Defendant has moved to modifiy the Presentence Report. In support of his motion, the defendant relies on a prior verison of the Federal Rules of Criminal Procedure, Rules 36 and 32(c)(3)(d). The latter rule required written rulings as to the defendant's challenges to the contents of a PSR, is only applicable to offenses occurring before November 1, 1987. The current version of the rule is Rule 32(i)(3)(B). As with the earlier version, the rule still requires formal resolution of a defendant's challenge to a PSR. However, the Rule provides the court should make this resolution "[a]t sentencing." Rule 32(i)(1). Further, the Rule requires that such objections to the contents of a PSR must be [w]ithin 14 days after receiving the presentence report." Rule 32(f). The defendant's challenge to the contents of the PSR under Rule 32 is untimely.

Rule 36 provides that "at any time" the court may "correct a clerical error" in the record. For purposes of Rule 36, a clerical error means that "the court intends to do one thing but through clerical mistake or oversight does another." United States v. Buendia-Rangel, 553 F.3d 378, 379 (5th Cir.2008). They are errors "of the sort that a clerk or amanuensis might commit, mechanical in nature." United States v. Penson, 526 F.3d 331, 335 (6th Cir.2008) (quoting United States v. Robinson, 368 F.3d 653, 656 (6th Cir.2004)
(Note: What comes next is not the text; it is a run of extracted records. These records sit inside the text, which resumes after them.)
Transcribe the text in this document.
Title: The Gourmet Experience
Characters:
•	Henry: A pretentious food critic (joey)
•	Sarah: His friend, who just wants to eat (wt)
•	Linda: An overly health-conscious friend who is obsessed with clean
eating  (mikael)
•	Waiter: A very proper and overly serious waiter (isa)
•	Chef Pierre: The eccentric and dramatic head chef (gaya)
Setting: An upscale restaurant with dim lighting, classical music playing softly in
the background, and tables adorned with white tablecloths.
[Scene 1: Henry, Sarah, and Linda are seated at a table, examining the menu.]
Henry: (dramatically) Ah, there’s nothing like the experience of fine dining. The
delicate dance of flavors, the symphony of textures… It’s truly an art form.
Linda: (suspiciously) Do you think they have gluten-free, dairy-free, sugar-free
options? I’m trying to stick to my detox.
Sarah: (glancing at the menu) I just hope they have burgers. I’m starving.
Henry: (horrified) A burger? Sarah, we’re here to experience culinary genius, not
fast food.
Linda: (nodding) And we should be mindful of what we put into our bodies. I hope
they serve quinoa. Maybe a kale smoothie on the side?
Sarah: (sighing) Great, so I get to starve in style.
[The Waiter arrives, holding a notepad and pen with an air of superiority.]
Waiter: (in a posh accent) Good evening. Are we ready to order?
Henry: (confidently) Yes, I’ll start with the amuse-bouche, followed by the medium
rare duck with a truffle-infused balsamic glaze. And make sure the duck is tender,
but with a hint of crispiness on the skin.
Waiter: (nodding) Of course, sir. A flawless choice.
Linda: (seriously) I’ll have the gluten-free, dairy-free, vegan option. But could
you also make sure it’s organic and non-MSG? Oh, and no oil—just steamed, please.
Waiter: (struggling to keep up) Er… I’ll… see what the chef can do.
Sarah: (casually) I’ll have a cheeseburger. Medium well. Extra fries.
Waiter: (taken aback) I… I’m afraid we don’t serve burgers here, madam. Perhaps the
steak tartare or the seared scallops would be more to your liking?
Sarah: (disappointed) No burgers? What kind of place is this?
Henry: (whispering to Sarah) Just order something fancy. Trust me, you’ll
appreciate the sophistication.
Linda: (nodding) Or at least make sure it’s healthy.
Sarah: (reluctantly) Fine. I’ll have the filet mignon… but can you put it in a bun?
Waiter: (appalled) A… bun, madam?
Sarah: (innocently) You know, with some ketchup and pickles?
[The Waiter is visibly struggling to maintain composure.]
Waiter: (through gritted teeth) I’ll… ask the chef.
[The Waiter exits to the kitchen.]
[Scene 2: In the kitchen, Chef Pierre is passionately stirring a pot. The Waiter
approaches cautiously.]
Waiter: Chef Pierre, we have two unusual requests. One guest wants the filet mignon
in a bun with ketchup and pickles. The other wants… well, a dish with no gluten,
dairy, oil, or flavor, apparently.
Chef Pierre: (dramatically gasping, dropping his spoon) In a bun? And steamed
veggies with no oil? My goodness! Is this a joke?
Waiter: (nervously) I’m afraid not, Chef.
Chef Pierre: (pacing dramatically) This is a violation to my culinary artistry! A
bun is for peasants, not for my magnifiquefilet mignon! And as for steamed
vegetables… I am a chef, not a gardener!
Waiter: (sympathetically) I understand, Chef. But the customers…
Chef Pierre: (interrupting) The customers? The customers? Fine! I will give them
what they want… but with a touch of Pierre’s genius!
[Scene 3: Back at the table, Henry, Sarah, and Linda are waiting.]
The errors cited by Grigsby are substantive in nature, not clerical. They involve the type of firearm in his possession, his use of aliases, and his criminal history. Under Rule 32(f)(1), Grigsby had 14 days to challenge the substantive information in the PSR after he received it.[1]

IT IS ACCORDINGLY ORDERED this 4th day of February, 2015, that the Motions of the Defendant relating to issues other than the change in restitution (Dkt. 121, 131, 132, 134, 139, 142, 143) are denied.